静かな夜、月の光が優しく差し込む古い園。
そこは地元の人々にとって、今では忘れ去られた存在だった。
しかし、少数の好奇心旺盛な若者たちによって、再びその名が語られることになった。
特に、近所に住む中村は、その神秘的な雰囲気に惹かれ、何度かその園を訪れていた。
ある晩、中村は友人の佐藤と一緒に、園の奥深くに入り込むことにした。
彼らは、古くからの伝説に耳を傾けながら、そこで何か不思議な現象が起こることを期待していた。
中村は、そこに伝わる「逃げられない印」について聞いたことがあった。
その印は、園の中心にある大きな樹に刻まれていると噂されていた。
「本当にそんな印があるのか?」と佐藤が半信半疑で問いかける。
その言葉に中村は頷いた。
「見つけてやろうよ。もし、本当に見つけたら、何かが起こるかもしれない。」友人たちの興奮が高まり、彼らは心を躍らせながら進んでいった。
園の中心へ進むにつれて、次第に周りは静まり返り、不気味な雰囲気が漂い始めた。
背後からは何か囁くような風の音が聞こえ、月明かりが陰影を作り出している。
その時、中村の目に留まったのは、巨大な樹の幹に刻まれた不気味な印だった。
「これがあの印だ!」と中村は興奮を隠せず叫んだ。
しかし、その瞬間、何かが彼の心に引っかかった。
印を見た途端、彼の背後から急に冷たい息を感じたのだ。
振り返ると、暗闇の中にぼんやりとした影が立っている。
中村の心臓は早鐘のように鳴り始め、「逃げろ!」と叫ぶ。
佐藤と共に園をまた走り出すが、なぜか道が分からなくなっていた。
いつの間にか、彼らは元いた場所を失い、迷子になっていた。
「おかしい…あの印のせいだ!」佐藤が不安の色を浮かべながら言う。
すると、その瞬間、樹の印からかすかな光が放たれ、地面に何かが形作られているのが見えた。
何かが近づいてくる。
中村が恐怖で硬直していると、佐藤が声を上げる。
「印だ!逃げるためにはその印を超えなければならない!」彼らは必死に走り、印の近くまでに達した。

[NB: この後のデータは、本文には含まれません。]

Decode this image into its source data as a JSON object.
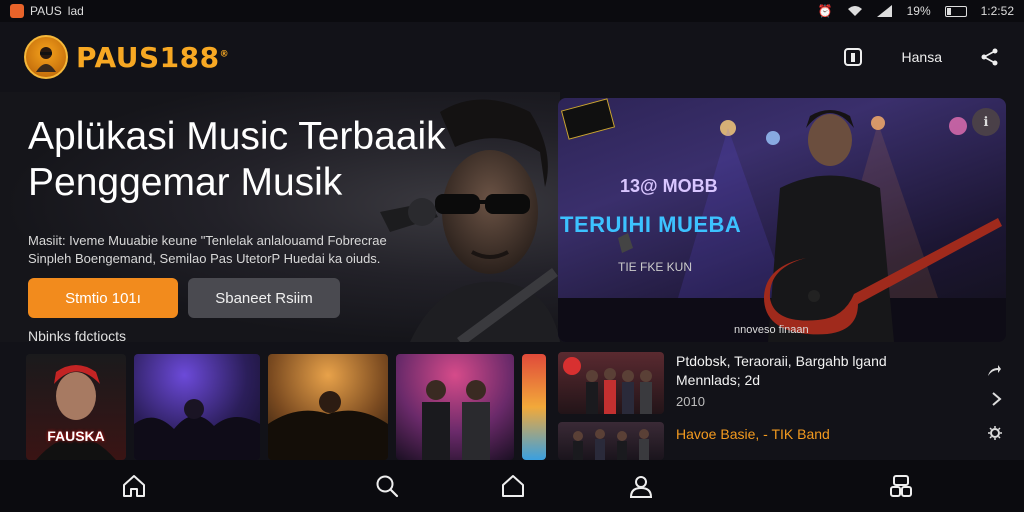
{
  "status_bar": {
    "app_name": "PAUS",
    "extra": "lad",
    "battery": "19%",
    "time": "1:2:52"
  },
  "header": {
    "logo_text": "PAUS188",
    "logo_mark": "®",
    "menu_label": "Hansa"
  },
  "hero": {
    "title_line1": "Aplükasi Music Terbaaik",
    "title_line2": "Penggemar Musik",
    "desc_line1": "Masiit: Iveme Muuabie keune \"Tenlelak anlalouamd Fobrecrae",
    "desc_line2": "Sinpleh Boengemand, Semilao Pas UtetorP Huedai ka oiuds.",
    "primary_button": "Stmtio 101ı",
    "secondary_button": "Sbaneet Rsiim",
    "section_label": "Nbinks fdctiocts"
  },
  "thumbnails": [
    {
      "caption": "FAUSKA"
    },
    {
      "caption": ""
    },
    {
      "caption": ""
    },
    {
      "caption": ""
    },
    {
      "caption": ""
    }
  ],
  "feature": {
    "heading1": "13@ MOBB",
    "heading2": "TERUIHI MUEBA",
    "subtitle": "TIE FKE KUN",
    "caption": "nnoveso finaan"
  },
  "list": [
    {
      "title": "Ptdobsk, Teraoraii, Bargahb lgand",
      "subtitle": "Mennlads;  2d",
      "year": "2010"
    },
    {
      "title": "Havoe Basie, - TIK Band"
    }
  ],
  "colors": {
    "accent": "#f28b1d",
    "logo": "#f7a823",
    "background": "#121218"
  }
}
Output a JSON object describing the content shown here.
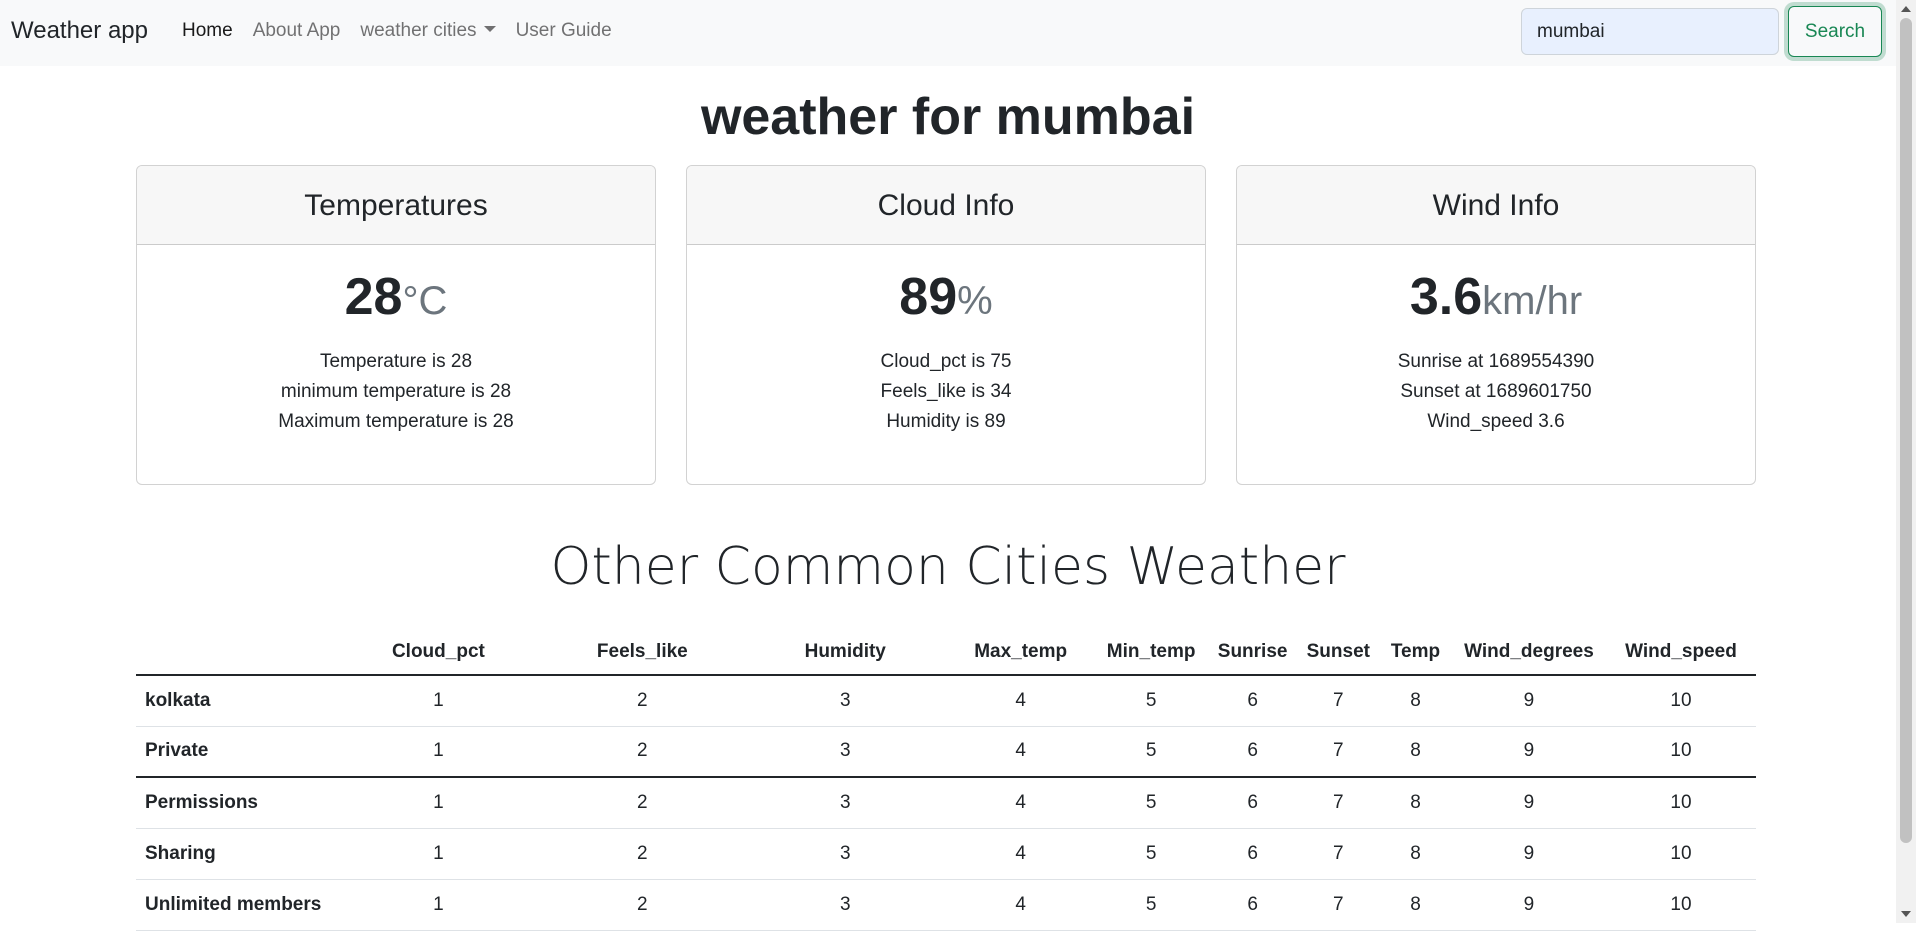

しかし、何かが彼らの行く手を阻むように立ちはだかった。
影は、シルエットを変え、まるで彼らの弱点を探るように動いていた。
「逃げられない印…」中村の頭にその言葉が焼き付いた。
逃れるためには、この印を克服しなければならないと直感的に理解した。
「どうにかしないと…」彼は言った。
佐藤も頷き、強い決意を持って辺りを見回す。
そしてふと思いつく。
「一緒に祈ろう!」二人は手を取り合い、心からこの園の悪しきものから解放されるようにと祈念した。
その瞬間、印から放たれた光が周囲を包み込む。
暗闇の影は、まるでそれに怯えるかのように後退し、徐々に消えていくのが分かった。
光が闇を吹き飛ばす中、中村たちは逃げ出すチャンスを得た。
二人は全力で園を駆け抜ける。
後ろから迫る冷たい影を振り切り、ようやく園の外に出ることができた。
息を切らしながら振り返ると、園の中はまるで元の静けさを取り戻したように感じた。
彼らは心臓の鼓動が静まるまでしばらくその場で立ち尽くし、あの印の恐怖が心に刻まれるのを感じた。
二人は「もう二度と行くまい」と心に誓うことになった。
夜空を仰ぎ、彼らは不思議な園の名を再び口にすることはなかったが、あの印のことを決して忘れることはなかった。